Currencies

The thin line between a new dawn and déjà vu


Asia wakes to another sunrise that feels both promising and familiar — a blend of optimism and that faint ache of déjà vu. Once again, the U.S. and China seem to have reached “framework harmony,” a phrase traders now treat like an old song they know too well. You hum along because you’ve heard it before, even if you don’t quite believe the ending. A Trump–Xi trade truce might be taking shape, but in trading rooms from Sydney to Singapore, it feels more like cautious déjà vu than a new dawn today — as traders remain cautious about a replay of June 11, the day the “ done deal” with China wasn’t quite done.

Still, no one’s willing to fight the tape. Hope, even recycled hope, trades well. Futures open mixed — Australia drags a little — and tech is in the spotlight, and not the good one, after Amazon announced plans to cut 30,000 jobs. In another era, that would’ve been cause for panic. But now, in the age of AI, job cuts are almost read as progress. Machines are taking over the assembly line of productivity, and the Fed, for all its power, has no rate tool for that kind of shift.

Meanwhile, Tokyo is the stage this morning — regal, deliberate, and heavy with symbolism. Trump’s meeting with Emperor Naruhito carried all the expected ceremony, but the real story sits beneath the surface: defence, money, and the kind of political choreography that moves markets. Prime Minister Sanae Takaichi — Abe’s protégé and Japan’s new conservative voice — brings both continuity and risk. Her rapport with Trump could deepen defence ties, which Washington will love, but JGB traders are already twitching. Her warmth toward Trump plays well in Washington but makes Japan’s bond market nervous. Talk of expanded defence spending could weigh heavily on Japan’s fiscal outlook, especially given that long-end JGB yields remain sensitive after her election victory sent them to multi-year highs. And that is where the balance of this morning’s Tokyo market angst resides.

And yet, markets have a funny way of smiling through the noise. Trump’s visit has, perhaps whimsically, aligned with a symbolic milestone — the Nikkei 225 breaking above the 50,000 mark for the first time yesterday. That’s no small feat. Even as the index trades a touch softer this morning on the back of a firmer yen, the psychological lift remains.

U.S. Treasury Secretary Bessent, in his meeting with Japan’s Finance Minister Satsuki Katayama, politely tiptoed around the currency issue — praising the resilience of Japan’s economy without mentioning the yen’s weakness that has quietly fueled the recent equity surge.
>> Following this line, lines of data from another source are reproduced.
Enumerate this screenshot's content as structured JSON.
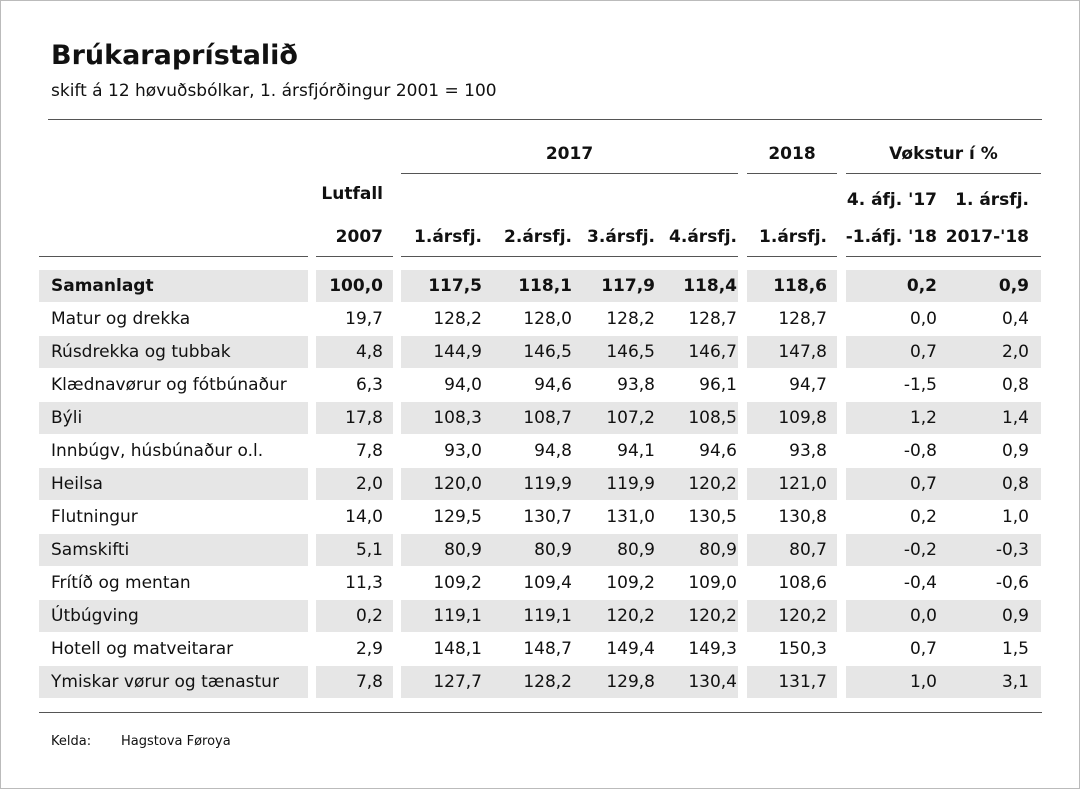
{
  "header": {
    "title": "Brúkaraprístalið",
    "subtitle": "skift á 12 høvuðsbólkar, 1. ársfjórðingur 2001 = 100"
  },
  "table": {
    "group_headers": [
      "2017",
      "2018",
      "Vøkstur í %"
    ],
    "columns": [
      [
        "Lutfall",
        "2007"
      ],
      [
        "1.ársfj."
      ],
      [
        "2.ársfj."
      ],
      [
        "3.ársfj."
      ],
      [
        "4.ársfj."
      ],
      [
        "1.ársfj."
      ],
      [
        "4. áfj. '17",
        "-1.áfj. '18"
      ],
      [
        "1. ársfj.",
        "2017-'18"
      ]
    ],
    "rows": [
      [
        "Samanlagt",
        "100,0",
        "117,5",
        "118,1",
        "117,9",
        "118,4",
        "118,6",
        "0,2",
        "0,9"
      ],
      [
        "Matur og drekka",
        "19,7",
        "128,2",
        "128,0",
        "128,2",
        "128,7",
        "128,7",
        "0,0",
        "0,4"
      ],
      [
        "Rúsdrekka og tubbak",
        "4,8",
        "144,9",
        "146,5",
        "146,5",
        "146,7",
        "147,8",
        "0,7",
        "2,0"
      ],
      [
        "Klædnavørur og fótbúnaður",
        "6,3",
        "94,0",
        "94,6",
        "93,8",
        "96,1",
        "94,7",
        "-1,5",
        "0,8"
      ],
      [
        "Býli",
        "17,8",
        "108,3",
        "108,7",
        "107,2",
        "108,5",
        "109,8",
        "1,2",
        "1,4"
      ],
      [
        "Innbúgv,  húsbúnaður o.l.",
        "7,8",
        "93,0",
        "94,8",
        "94,1",
        "94,6",
        "93,8",
        "-0,8",
        "0,9"
      ],
      [
        "Heilsa",
        "2,0",
        "120,0",
        "119,9",
        "119,9",
        "120,2",
        "121,0",
        "0,7",
        "0,8"
      ],
      [
        "Flutningur",
        "14,0",
        "129,5",
        "130,7",
        "131,0",
        "130,5",
        "130,8",
        "0,2",
        "1,0"
      ],
      [
        "Samskifti",
        "5,1",
        "80,9",
        "80,9",
        "80,9",
        "80,9",
        "80,7",
        "-0,2",
        "-0,3"
      ],
      [
        "Frítíð og mentan",
        "11,3",
        "109,2",
        "109,4",
        "109,2",
        "109,0",
        "108,6",
        "-0,4",
        "-0,6"
      ],
      [
        "Útbúgving",
        "0,2",
        "119,1",
        "119,1",
        "120,2",
        "120,2",
        "120,2",
        "0,0",
        "0,9"
      ],
      [
        "Hotell og matveitarar",
        "2,9",
        "148,1",
        "148,7",
        "149,4",
        "149,3",
        "150,3",
        "0,7",
        "1,5"
      ],
      [
        "Ymiskar vørur og tænastur",
        "7,8",
        "127,7",
        "128,2",
        "129,8",
        "130,4",
        "131,7",
        "1,0",
        "3,1"
      ]
    ]
  },
  "source": {
    "label": "Kelda:",
    "value": "Hagstova Føroya"
  }
}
Diplomacy, after all, thrives on selective hearing — but FX traders catch the undertones. They read enough “Treasury Police” nuance to buy yen, which is trading stronger this morning. But if truth be told, it’s actually tracking the firmer Yuan.
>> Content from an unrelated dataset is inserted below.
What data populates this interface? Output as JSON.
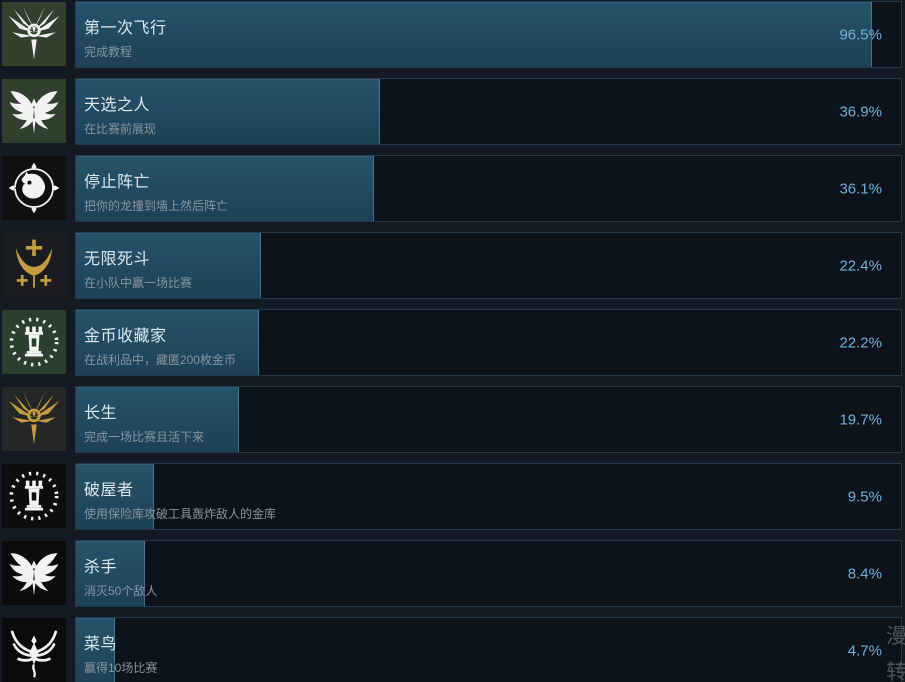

Tokyo remains highly sensitive to regional cues. With the PBoC now strengthening the yuan and Trump arriving in Japan, likely pressing for a firmer yen, Tokyo must tread a careful diplomatic line. As one of Asia’s export powerhouses, Japan can’t risk being seen as playing for a currency advantage just as Washington lands at its doorstep.

Takaichi herself is an intriguing mix — nationalist in tone but pragmatic in action. She understands markets even as she courts ideology. Every handshake, every pause beside Trump’s podium will be studied for signals — not of diplomacy, but of direction. The U.S. wants Japan to do more on defense; Japan wants to protect its balance sheet. It’s a waltz of shared interests and quiet tension, each trying not to step on the other’s yield curve.
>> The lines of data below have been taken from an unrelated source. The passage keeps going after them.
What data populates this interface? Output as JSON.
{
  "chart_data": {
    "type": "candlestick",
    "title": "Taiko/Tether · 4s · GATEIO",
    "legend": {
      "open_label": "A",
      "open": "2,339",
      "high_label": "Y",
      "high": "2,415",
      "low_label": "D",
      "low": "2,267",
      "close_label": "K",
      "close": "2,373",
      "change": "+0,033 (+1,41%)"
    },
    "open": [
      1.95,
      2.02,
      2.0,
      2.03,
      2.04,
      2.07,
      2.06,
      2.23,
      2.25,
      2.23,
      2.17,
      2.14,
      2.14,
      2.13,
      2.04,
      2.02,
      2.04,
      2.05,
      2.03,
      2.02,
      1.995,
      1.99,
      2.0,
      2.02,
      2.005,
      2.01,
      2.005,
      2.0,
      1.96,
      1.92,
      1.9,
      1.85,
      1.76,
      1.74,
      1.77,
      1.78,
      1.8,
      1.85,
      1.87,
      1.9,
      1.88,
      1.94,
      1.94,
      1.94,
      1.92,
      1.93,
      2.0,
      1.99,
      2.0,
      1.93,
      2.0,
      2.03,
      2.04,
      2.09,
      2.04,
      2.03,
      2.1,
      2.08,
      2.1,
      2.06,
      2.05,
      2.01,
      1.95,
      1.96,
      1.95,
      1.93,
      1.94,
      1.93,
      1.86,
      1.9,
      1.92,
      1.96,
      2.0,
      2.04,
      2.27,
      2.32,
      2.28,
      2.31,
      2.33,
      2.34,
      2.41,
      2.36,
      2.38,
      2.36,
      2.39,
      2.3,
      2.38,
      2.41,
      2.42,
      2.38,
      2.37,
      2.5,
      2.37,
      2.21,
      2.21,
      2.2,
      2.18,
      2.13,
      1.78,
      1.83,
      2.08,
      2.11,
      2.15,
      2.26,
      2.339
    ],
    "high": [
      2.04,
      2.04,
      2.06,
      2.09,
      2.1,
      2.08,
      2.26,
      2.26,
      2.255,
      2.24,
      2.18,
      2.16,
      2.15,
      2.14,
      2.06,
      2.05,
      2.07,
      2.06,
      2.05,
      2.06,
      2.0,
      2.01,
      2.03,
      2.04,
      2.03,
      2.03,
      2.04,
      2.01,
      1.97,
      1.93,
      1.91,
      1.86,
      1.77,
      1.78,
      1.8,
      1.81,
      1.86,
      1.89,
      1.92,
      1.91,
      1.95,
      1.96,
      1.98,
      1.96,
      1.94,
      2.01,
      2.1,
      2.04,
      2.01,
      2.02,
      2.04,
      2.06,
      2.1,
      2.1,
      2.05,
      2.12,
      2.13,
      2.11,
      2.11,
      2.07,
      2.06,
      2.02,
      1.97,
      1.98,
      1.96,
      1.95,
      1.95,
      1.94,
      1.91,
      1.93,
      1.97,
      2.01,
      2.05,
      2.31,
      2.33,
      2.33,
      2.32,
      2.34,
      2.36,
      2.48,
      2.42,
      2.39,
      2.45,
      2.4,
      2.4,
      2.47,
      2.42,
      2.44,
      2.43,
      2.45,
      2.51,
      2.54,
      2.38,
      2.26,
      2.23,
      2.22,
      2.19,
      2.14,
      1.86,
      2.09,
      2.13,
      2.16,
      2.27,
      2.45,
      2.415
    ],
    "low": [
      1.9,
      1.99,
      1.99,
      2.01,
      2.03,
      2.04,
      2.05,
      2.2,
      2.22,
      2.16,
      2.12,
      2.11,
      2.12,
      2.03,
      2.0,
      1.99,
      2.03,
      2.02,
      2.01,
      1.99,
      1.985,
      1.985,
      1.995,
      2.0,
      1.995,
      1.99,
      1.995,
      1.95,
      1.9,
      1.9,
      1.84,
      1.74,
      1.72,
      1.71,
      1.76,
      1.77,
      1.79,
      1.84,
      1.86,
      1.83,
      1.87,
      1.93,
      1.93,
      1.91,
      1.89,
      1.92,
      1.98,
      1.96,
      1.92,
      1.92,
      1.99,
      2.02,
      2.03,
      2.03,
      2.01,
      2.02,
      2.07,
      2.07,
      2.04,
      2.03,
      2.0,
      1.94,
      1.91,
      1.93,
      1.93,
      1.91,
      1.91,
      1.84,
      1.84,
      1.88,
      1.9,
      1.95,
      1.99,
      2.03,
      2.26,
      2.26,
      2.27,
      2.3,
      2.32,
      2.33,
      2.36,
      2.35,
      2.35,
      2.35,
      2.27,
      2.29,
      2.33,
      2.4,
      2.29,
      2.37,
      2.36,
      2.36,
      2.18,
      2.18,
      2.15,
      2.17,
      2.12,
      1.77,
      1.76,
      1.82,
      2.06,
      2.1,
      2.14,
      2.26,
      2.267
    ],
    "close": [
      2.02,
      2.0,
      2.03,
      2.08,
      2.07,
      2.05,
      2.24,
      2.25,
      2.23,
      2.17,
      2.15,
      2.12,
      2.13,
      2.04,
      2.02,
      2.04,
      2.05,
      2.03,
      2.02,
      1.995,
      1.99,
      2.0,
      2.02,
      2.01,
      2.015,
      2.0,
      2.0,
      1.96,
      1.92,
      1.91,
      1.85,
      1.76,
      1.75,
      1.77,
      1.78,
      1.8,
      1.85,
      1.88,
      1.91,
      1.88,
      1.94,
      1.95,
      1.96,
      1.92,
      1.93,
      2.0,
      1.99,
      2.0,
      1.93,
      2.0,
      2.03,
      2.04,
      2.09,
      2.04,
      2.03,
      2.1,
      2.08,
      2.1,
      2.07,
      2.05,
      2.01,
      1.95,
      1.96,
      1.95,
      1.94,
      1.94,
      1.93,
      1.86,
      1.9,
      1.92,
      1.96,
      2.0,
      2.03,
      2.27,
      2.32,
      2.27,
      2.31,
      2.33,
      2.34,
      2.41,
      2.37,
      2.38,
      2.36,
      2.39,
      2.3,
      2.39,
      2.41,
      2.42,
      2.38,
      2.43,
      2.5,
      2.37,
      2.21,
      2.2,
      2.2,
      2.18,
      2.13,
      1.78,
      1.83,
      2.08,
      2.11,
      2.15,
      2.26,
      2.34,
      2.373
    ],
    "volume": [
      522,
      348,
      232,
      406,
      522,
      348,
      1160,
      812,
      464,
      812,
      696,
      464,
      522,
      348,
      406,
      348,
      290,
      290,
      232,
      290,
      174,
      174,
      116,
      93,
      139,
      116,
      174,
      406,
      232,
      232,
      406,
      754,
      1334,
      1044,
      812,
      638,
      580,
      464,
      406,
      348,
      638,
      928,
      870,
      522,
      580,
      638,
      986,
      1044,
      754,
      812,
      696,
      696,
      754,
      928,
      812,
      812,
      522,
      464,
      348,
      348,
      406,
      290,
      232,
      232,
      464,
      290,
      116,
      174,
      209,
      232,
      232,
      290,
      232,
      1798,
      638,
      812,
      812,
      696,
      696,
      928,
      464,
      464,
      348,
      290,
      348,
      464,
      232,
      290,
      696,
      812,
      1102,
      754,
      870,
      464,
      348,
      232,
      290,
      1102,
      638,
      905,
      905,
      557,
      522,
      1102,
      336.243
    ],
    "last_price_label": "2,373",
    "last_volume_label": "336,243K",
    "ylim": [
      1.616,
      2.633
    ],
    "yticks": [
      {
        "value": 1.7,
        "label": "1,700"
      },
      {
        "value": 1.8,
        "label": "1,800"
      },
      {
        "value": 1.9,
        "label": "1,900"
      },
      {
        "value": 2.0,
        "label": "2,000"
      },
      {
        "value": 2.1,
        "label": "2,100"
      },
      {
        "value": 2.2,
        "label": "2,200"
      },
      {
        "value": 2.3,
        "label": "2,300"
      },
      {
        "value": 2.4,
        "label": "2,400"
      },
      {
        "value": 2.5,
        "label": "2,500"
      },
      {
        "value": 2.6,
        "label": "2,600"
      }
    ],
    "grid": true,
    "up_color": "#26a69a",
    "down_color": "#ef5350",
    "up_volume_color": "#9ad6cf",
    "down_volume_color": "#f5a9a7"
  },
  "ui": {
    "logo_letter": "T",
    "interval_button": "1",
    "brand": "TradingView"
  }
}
Later today, Trump will travel to Yokosuka — the joint U.S.–Japan naval hub that visually defines the alliance: steel, precision, and proximity. From there, he’ll meet with Japanese business leaders and repeat the familiar pitch — invest in America, bring jobs home, strengthen the partnership. It’s part politics, part salesmanship, and entirely on brand.

So Asia opens not with fireworks, but with an uneasy calm — a market breath half held. Traders aren’t chasing the rumor this time; they’re watching, weighing, waiting for something real to sign. Because beneath the warm glow of diplomacy lies a truth the market knows too well: global trade no longer moves in straight lines. It circles back on itself — deal, delay, détente, repeat. The dawn is beautiful, but you can’t shake the feeling you’ve seen this sunrise before.